Straight after the break, however, Essex were right back in the soup. Ben Raine's first delivery of the session was dangled outside off, for Wheater to nibble fatally to second slip for 18. But it was Salisbury's intercession, 11 balls later, that scuttled any hopes of a fighting total - a superb delivery that bit the seam on a full and tight length, lifting past the edge of a resolute block to trim Lawrence's bails and send him on his way without addition. At 74 for 7, there were only scraps left for Essex to fight for.
Harmer couldn't delay Durham's march, as he prodded limply to slip for a duck, and Ben Allison fared little better, as Rushworth found his edge too to finish with the outstanding figures of 3 for 13 in 11 overs.
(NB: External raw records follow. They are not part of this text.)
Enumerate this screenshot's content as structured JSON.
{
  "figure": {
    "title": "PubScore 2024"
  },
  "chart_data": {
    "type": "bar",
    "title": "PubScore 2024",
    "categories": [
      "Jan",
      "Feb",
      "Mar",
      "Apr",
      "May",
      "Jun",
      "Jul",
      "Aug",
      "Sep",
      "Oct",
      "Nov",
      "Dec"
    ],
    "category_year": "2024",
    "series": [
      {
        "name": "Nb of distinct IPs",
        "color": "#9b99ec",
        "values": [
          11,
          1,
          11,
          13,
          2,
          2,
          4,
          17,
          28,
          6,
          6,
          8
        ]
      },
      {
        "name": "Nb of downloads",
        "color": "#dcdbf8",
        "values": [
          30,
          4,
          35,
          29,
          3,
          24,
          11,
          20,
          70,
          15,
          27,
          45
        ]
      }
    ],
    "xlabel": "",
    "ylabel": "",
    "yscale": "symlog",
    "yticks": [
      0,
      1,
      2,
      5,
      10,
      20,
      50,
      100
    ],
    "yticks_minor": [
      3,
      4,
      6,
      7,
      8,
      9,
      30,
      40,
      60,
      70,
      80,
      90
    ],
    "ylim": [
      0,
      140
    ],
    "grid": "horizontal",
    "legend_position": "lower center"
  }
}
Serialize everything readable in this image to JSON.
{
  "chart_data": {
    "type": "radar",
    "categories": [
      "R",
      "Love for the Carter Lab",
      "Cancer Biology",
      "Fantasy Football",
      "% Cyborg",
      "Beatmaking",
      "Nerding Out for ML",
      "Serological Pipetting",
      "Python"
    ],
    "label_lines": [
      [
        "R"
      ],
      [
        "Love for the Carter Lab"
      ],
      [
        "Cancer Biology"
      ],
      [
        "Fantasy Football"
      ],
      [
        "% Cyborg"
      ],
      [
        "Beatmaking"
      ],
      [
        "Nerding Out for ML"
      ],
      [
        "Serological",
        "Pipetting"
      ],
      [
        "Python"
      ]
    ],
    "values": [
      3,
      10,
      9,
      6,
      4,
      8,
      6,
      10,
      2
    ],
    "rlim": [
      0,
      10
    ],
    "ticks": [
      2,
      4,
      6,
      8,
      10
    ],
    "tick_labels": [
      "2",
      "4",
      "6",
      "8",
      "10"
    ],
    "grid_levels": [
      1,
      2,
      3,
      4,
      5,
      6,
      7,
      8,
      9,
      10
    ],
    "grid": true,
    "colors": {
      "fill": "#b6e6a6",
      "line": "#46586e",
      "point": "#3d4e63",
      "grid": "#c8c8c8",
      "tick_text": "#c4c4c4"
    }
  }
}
Only Sam Cook found any meaningful resistance with a free-spirited innings of 15 from No.10, but the end to his stay was savage, as Carse bend his back once more, and David Bedingham swallowed a flap off the eyebrows to slip.
Essex's total of 96 was their lowest at Chelmsford since 2014, and after Worcestershire had ended their 11-match home winning streak last week, a far greater ignominy awaited.
Durham's response faltered early, as Alex Lees fell early to Sam Cook, who found some sharp lift on the angle across the left-hander to prise him out for 5. But Borthwick joined Will Young in what appeared to be a game-seizing stand of 87. Between them, they surged past Essex's total with a riotous acceleration from the end of the 20th over, all but doubling the score from 46 for 1 to 98 in the space of six overs as Porter and Harmer were battered for nine fours between them.
But then, on 24, Young got too frisky against a sharp offbreak from Harmer, and flicked a leg-glance straight into Lawrence's lap at leg slip to break both the stand, and Durham's hot streak. One over later, Bedingham skipped down the pitch to Harmer, seeking to keep up the tempo, and holed out to Westley at long-on for a duck. And when Jack Burnham was skittled by a beauty from Cook, angling in and bursting round the edge of a full-faced block, Durhan were 114 for 4 and wobbling.
Borthwick, however, was having none of it. Two more crunching sweeps kept up the pressure on Harmer as he marched into the 90s, and a few overs later he had his moment of catharsis off Allison. His team-mates, however, could match neither his tempo or his endurance, as Eckersley joined the procession with a deflected lob to slip off Harmer. And with the light closing in, Borthwick's own resistance was finally broken. Lawrence, into the attack for a twin-spin assault, fizzed through his defences before cleaning up Carse one ball later with a ripping offbreak that sent a clear message about how this contest may yet play out in the second innings.
At 144 for 7, it seemed we were done for the day ⊠but not so. With Prince Philip's impending funeral causing the first two days of this game to be extended, the players trooped back out at 7pm to finish off their allocation, and Durham's innings was all but finished off full-stop, as Ben Raine became Harmer's fourth victim of a quietly predatory display. If this is what we've been missing out on in the past 11 years of non-combatance, then Essex and Durham have gone a long way towards making up for lost time.